Be excited about it! Stress the benefit to your team members in all communication channels. The company cares enough about them to allocate precious time to put their health and safety first — let them know about it.
Use any and all communication channels you have available to stress these benefits in the weeks leading up to the program launch.
4. The Right Warm-up Stretching Protocol
Program design and execution is everything.
- Program design: In the end, the success of this program will depend on how effective the program design is. If you implement a poorly designed program, you will get below par results. Make sure that you implement a warm-up and stretching program developed by a professional with experience in designing stretching programs for the workplace. Only a properly designed program will insure that your team members are effectively prepared to perform the demands of their job.
- Program execution: It is imperative to perform the pre work stretching routine consistently. Professional football teams neverskip their stretching and warm up routine, and workplace athletes never should either. If your pre work stretching program becomes inconsistent, your program will lose all credibility in the minds of employees and your efforts will be wasted. Don’t allow this to happen!
5. Review and Continuous Improvement
Gather feedback from team members on the stretching program and use that feedback to find continuous improvement opportunities.
Team member survey questions:
- Do you feel the pre-shift warm-up stretching program is effective in preparing your body for work?
- Do you feel the pre-shift warm-up stretching program is effective for improving the overall health and performance of your body’s movement system?

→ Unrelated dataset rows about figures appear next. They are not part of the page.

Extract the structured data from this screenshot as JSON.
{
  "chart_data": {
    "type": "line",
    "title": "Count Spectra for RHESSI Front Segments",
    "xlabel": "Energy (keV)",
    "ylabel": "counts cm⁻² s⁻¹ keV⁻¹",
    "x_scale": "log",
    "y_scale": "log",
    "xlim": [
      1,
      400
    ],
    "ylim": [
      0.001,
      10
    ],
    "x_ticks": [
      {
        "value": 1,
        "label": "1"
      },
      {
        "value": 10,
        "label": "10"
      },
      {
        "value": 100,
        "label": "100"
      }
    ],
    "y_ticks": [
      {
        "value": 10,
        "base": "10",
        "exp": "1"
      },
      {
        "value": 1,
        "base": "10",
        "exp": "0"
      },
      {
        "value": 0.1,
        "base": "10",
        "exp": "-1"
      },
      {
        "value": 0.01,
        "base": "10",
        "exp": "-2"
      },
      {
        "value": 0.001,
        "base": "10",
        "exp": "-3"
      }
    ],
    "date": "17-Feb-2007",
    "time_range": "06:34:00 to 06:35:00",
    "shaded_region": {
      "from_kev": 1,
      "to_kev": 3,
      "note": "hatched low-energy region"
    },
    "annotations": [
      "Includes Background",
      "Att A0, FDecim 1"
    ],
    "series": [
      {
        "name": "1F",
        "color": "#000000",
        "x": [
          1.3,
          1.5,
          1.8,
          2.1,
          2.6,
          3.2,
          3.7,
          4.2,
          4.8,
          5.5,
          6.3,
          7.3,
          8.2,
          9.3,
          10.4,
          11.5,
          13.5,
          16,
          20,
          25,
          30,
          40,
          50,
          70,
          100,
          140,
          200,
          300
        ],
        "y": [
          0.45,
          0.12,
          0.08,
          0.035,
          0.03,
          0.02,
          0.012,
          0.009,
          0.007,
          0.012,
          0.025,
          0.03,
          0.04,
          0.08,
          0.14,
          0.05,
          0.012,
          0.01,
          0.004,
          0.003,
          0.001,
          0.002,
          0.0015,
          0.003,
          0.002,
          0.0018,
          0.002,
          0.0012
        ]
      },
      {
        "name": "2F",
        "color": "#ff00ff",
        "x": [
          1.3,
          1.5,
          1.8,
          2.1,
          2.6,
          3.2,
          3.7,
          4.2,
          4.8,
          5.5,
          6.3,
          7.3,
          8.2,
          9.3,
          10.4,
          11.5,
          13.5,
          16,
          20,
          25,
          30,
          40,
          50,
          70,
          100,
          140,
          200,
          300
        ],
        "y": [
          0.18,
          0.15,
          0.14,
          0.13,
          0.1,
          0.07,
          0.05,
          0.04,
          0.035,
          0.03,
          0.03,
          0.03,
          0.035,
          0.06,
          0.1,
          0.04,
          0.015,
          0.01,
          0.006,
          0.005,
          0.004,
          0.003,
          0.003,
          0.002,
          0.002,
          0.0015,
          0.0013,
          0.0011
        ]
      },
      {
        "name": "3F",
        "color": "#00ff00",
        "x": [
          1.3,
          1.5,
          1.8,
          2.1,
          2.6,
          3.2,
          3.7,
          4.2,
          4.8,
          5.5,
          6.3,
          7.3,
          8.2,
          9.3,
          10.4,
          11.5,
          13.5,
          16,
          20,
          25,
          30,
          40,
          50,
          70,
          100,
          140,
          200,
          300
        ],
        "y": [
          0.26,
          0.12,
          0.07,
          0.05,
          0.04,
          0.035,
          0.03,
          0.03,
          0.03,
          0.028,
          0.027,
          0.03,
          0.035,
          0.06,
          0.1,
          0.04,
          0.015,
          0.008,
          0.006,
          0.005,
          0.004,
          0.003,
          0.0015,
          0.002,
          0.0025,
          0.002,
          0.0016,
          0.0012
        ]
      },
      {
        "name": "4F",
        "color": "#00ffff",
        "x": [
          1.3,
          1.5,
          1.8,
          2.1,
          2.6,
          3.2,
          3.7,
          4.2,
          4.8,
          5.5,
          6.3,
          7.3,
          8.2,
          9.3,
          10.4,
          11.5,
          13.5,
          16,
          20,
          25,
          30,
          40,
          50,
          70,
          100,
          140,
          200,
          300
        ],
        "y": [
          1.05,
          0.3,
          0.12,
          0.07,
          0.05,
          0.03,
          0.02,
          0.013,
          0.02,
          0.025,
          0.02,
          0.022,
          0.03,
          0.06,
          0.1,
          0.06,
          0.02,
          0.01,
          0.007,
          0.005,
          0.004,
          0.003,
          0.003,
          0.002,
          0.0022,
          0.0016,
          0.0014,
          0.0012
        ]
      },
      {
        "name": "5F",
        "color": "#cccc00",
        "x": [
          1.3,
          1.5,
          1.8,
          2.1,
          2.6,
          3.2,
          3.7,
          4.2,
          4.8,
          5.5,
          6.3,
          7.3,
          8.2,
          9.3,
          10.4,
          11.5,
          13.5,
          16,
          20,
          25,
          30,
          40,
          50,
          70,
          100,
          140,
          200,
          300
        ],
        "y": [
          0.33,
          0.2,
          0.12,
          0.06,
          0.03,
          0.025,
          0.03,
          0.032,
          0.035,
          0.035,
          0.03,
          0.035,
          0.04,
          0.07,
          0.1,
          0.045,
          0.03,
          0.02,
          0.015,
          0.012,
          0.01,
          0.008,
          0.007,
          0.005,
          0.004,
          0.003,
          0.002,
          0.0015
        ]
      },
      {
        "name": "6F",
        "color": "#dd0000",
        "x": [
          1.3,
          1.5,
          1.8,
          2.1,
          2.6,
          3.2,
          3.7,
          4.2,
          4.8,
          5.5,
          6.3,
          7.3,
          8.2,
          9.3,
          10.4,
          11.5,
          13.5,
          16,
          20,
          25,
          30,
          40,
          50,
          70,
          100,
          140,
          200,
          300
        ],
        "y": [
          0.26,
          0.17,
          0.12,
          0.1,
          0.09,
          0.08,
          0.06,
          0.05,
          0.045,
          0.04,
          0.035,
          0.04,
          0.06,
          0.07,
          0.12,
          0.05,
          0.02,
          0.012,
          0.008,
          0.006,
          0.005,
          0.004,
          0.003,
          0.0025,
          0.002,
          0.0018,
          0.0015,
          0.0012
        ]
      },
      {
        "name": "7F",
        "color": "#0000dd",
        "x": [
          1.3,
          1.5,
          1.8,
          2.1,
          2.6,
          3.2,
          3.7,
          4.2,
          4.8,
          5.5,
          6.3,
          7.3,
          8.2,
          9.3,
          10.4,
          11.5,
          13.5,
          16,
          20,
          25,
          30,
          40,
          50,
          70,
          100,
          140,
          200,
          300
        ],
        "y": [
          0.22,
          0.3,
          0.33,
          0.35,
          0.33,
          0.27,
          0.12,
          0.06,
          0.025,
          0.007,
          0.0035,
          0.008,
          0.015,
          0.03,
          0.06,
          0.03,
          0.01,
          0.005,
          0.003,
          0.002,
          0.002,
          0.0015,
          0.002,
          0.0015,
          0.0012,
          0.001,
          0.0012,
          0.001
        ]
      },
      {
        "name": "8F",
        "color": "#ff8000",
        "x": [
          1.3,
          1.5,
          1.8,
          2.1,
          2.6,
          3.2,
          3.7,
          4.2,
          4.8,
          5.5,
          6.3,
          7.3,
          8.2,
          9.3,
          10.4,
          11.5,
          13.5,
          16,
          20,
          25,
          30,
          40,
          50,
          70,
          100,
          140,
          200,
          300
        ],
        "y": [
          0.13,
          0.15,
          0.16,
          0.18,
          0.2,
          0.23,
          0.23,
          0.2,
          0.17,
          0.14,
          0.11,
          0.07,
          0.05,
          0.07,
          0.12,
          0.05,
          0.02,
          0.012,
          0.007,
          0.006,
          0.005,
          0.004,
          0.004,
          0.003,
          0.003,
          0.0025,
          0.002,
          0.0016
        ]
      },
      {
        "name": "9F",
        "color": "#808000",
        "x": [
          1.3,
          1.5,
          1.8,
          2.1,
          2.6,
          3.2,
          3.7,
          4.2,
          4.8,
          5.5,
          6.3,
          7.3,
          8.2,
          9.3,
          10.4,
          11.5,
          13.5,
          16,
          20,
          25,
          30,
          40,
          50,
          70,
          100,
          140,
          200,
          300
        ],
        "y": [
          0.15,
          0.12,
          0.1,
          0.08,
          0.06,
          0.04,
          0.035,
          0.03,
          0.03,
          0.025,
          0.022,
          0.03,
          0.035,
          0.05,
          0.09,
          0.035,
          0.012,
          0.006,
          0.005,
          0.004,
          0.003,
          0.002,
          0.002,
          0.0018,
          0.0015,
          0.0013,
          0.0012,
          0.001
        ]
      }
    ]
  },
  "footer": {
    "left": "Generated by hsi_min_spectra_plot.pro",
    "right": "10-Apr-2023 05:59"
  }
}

- Do you feel that your coach is doing an effective job in leading the pre-shift warm-up stretching program?
- Which stretches do you feel are the most effective for you?
- Which stretches do you feel are the least effective for you?
- How do you feel we can improve the warm-up stretching program?
When the initial excitement of the program wanes, spice things up by incorporating new stretching exercises into the program, bring in a new trainer with high energy, or add a video element to the stretching routine. Always be improving.
6. Passion, Enthusiasm and Perseverance (Most Important)
Above all else, passion and enthusiasm wins. In companies where the leadership is passionate about health and safety are the companies where we see the most success with workplace stretching and the overall MSD prevention process.
Follow these best practices to implement an effective and sustainable Work Readiness System.